The Fresno mayor and City Council are working to legally bulletproof future industrial development from citizen lawsuits that challenge their dangerous growth plans. Elected officials seek to wrap a pair of fatally flawed environmental impact reports (EIRs) like a legal Kevlar shield around an 8,000-acre chunk of the city’s West, South Central and Southeast communities. There the practice of increasing and concentrating industrial pollution—embedded in more than a century of institutional racism—would continue unabated.
“It’s all about mitigation now,” Council President Luis Chavez wrote in a since deleted tweet two years ago, a cynical reference to the city’s longstanding practice of papering over public health impacts by claiming a project’s economic benefits outweigh the suffering and death it will cause.

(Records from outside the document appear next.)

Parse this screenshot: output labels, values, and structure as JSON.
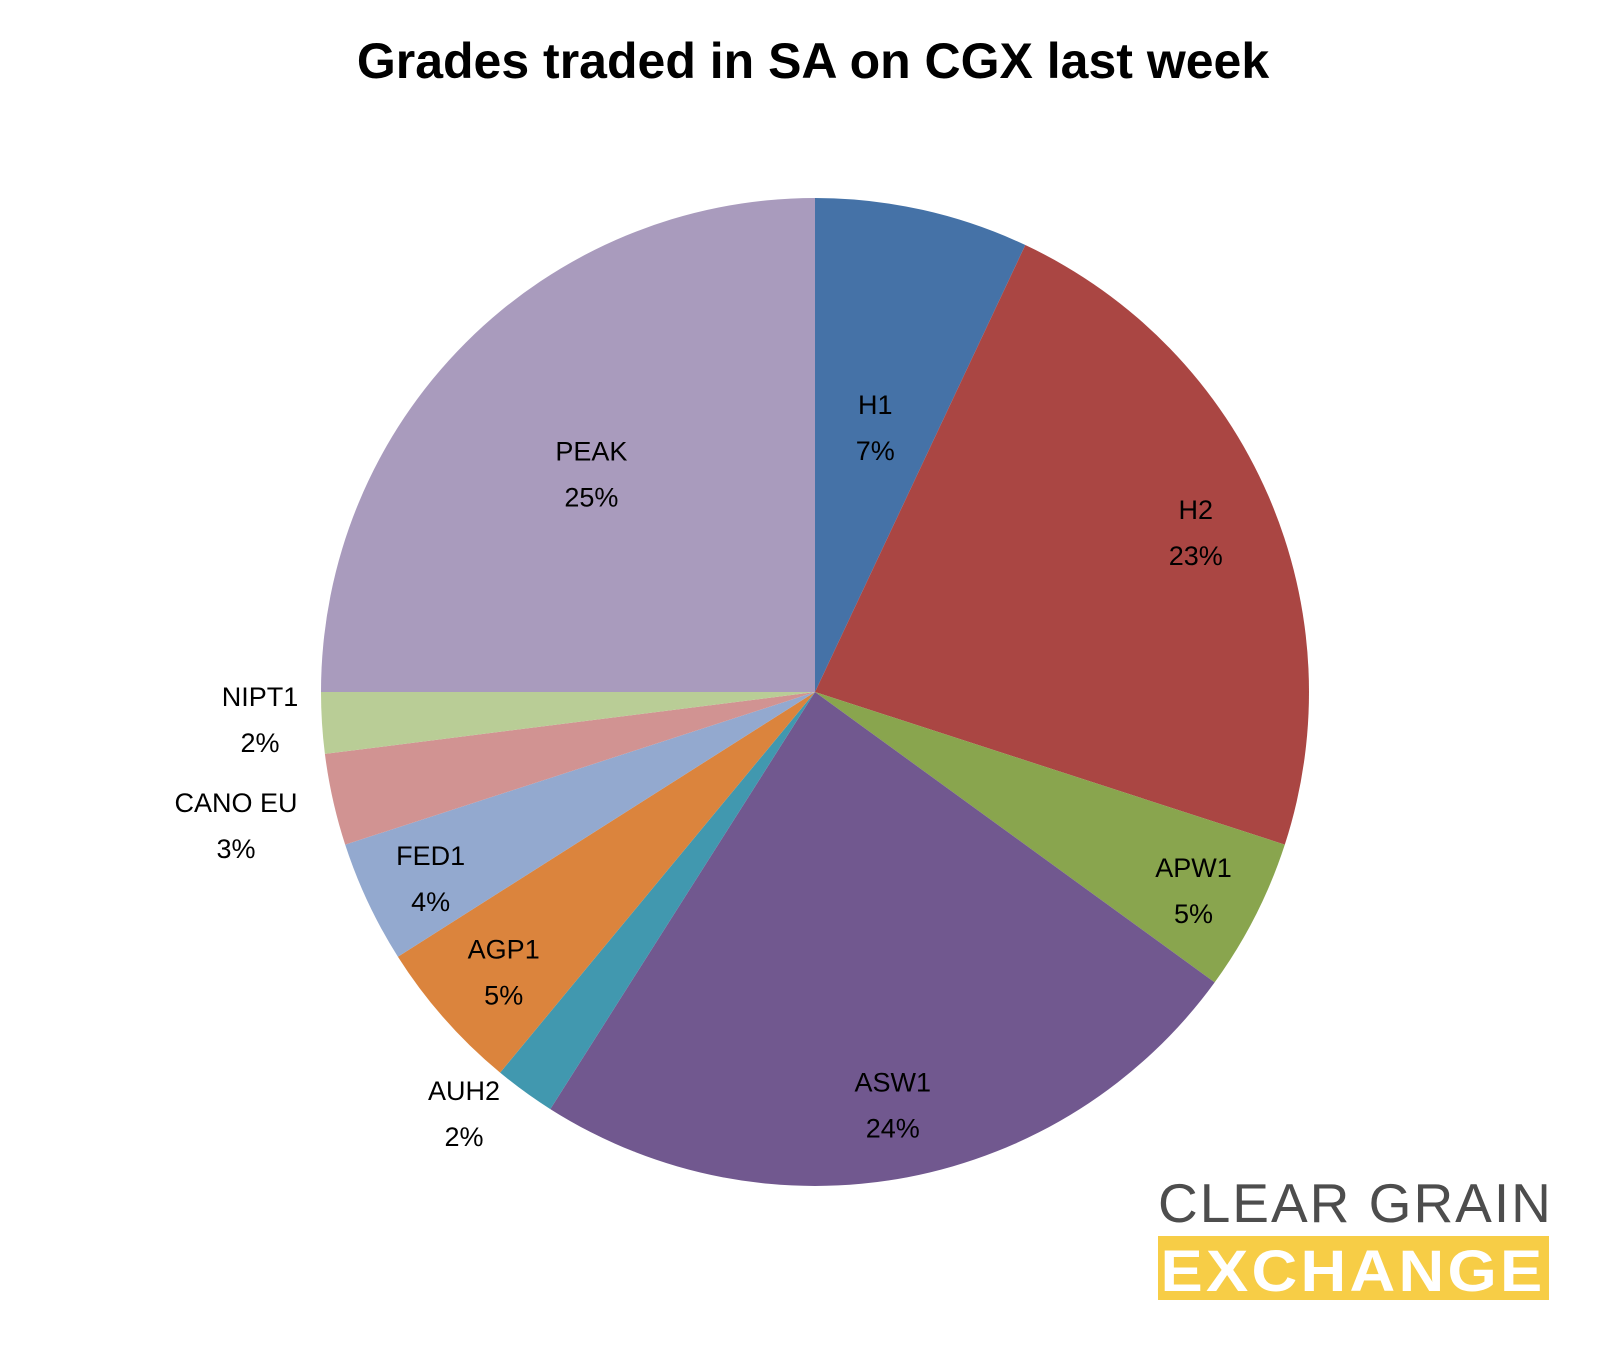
{
  "chart_data": {
    "type": "pie",
    "title": "Grades traded in SA on CGX last week",
    "start_angle_deg": 0,
    "direction": "clockwise",
    "slices": [
      {
        "name": "H1",
        "value": 7,
        "value_label": "7%",
        "color": "#4572a7"
      },
      {
        "name": "H2",
        "value": 23,
        "value_label": "23%",
        "color": "#aa4643"
      },
      {
        "name": "APW1",
        "value": 5,
        "value_label": "5%",
        "color": "#89a54e"
      },
      {
        "name": "ASW1",
        "value": 24,
        "value_label": "24%",
        "color": "#71588f"
      },
      {
        "name": "AUH2",
        "value": 2,
        "value_label": "2%",
        "color": "#4198af"
      },
      {
        "name": "AGP1",
        "value": 5,
        "value_label": "5%",
        "color": "#db843d"
      },
      {
        "name": "FED1",
        "value": 4,
        "value_label": "4%",
        "color": "#93a9cf"
      },
      {
        "name": "CANO EU",
        "value": 3,
        "value_label": "3%",
        "color": "#d19392"
      },
      {
        "name": "NIPT1",
        "value": 2,
        "value_label": "2%",
        "color": "#b9cd96"
      },
      {
        "name": "PEAK",
        "value": 25,
        "value_label": "25%",
        "color": "#a99bbd"
      }
    ]
  },
  "logo": {
    "line1": "CLEAR GRAIN",
    "line2": "EXCHANGE",
    "line1_color": "#4d4d4d",
    "line2_bg_color": "#f7cd46"
  }
}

While the California Environmental Quality Act (CEQA) requires a full delineation of cause, effect and mitigation, the law does not block growth. If elected officials can honestly demonstrate they’ve conducted a thorough estimate of impacts and made every effort to reduce harm through direct on-site reductions or through fees paid to fund off-site mitigation, they can make a finding of overriding economic consideration even though some effects cannot be mitigated to a less than significant level, as legally defined.
Despite the Council president’s 12 years at city hall, the first six as District 5 staff to Sal Quintero and the last six as Quintero’s successor, the basics of CEQA seem to allude his grasp. Chavez’s malinformed Twitter assertion runs counter to fact, state law and the string of lawsuits filed in recent years by Leadership Counsel for Justice and Accountability with strong support from Shute, Mihaly & Weinberger and, in their most recent filing, a comment letter with Golden Gate University School of Law.
City leaders appear to be learning little about CEQA’s requirement for a complete examination of the facts, despite additional pressure from the state attorney general, the California Air Resources Board and the governor’s own Strategic Growth Council (SGC). The SGC is a body of six department secretaries overseeing billions of dollars in greenhouse gas reduction funds, including hundreds of millions in direct investment in south Fresno.
In their 77-page letter submitted on May 10 on behalf of a coalition of residents and community groups, attorneys Ashley Werner with Leadership Counsel and Lucas Williams with Golden Gate offer city leaders a crash course in environmental law and the steps needed to best protect the public interest.
Rooted in a lawsuit first reported in the April 2018 Community Alliance, South Central Neighbors United then sued the city for failing to protect public health by refusing to follow CEQA by ignoring 6,000 new daily truck trips, among other impacts on residents, when approving the Caglia Enterprises industrial warehouse application. Chavez, District 1 rep Esmeralda Soria and the northeast’s Garry Bredefeld all joined the unanimous vote; the other four have since left office.
In a defense weaker than those used to defend police killings, city leaders strangely claimed the 2014 General Plan EIR was adequate. They lost in court. Badly. Now they’ve not only revised their work but also claim it’s so strong it should be considered “program level,” meaning future industrial developers would need only complete a simple checklist to demonstrate they pose no additional threats to public health or safety. Specific projects would not be subject to further CEQA review.
To make such a promise for such a vast area—five square miles—slated for nearly exclusive industrial growth wrapping in and around vulnerable neighborhoods, and in some cases running right over them, city leaders seek to ignore human health and safety as well as the law. It appears they’ll again be asking a court to agree that the years 2014 to 2019 of the EIR covering the General Plan’s impacts should simply be ignored—and worse.
According to the comment letter: “The City has truncated its review such that it avoids the obligation to ensure the impacts of the project as a whole are addressed. Nor does the City consider any alternatives that even attempt to reduce any of the significant and unavoidable impacts.”—Comment Letter, Leadership Counsel for Justice and Accountability, Golden Gate University Environmental Law and Justice Clinic, City of Fresno General Plan Recirculated Draft Programmatic Environmental Impact Report and Greenhouse Gas Reduction Plan (SCH # 2019050005), May 10, 2021.
The attorneys point out the city’s EIR “ignores one of its fundamental purposes under CEQA,” and then it doubles down on the error “with its intention to allow other projects and plans to tier from it for their own environmental review.”
Meanwhile, the City is busily applying a second layer of protective coating, the South Central Specific Plan Notice of Preparation of the EIR. Having painted themselves into a corner with the failed General Plan EIR, now being recirculated for the second time as a program-level EIR, and with industrial developers pushing for approvals, the South Central Specific Plan effort was launched. However, the same flaws described above are found here, too, despite residents’ efforts to be heard. They seek lower-intensity business uses and buffer zones, direct involvement in the planning process and full consideration to housing needs and submitted an extensive comment letter on May 14.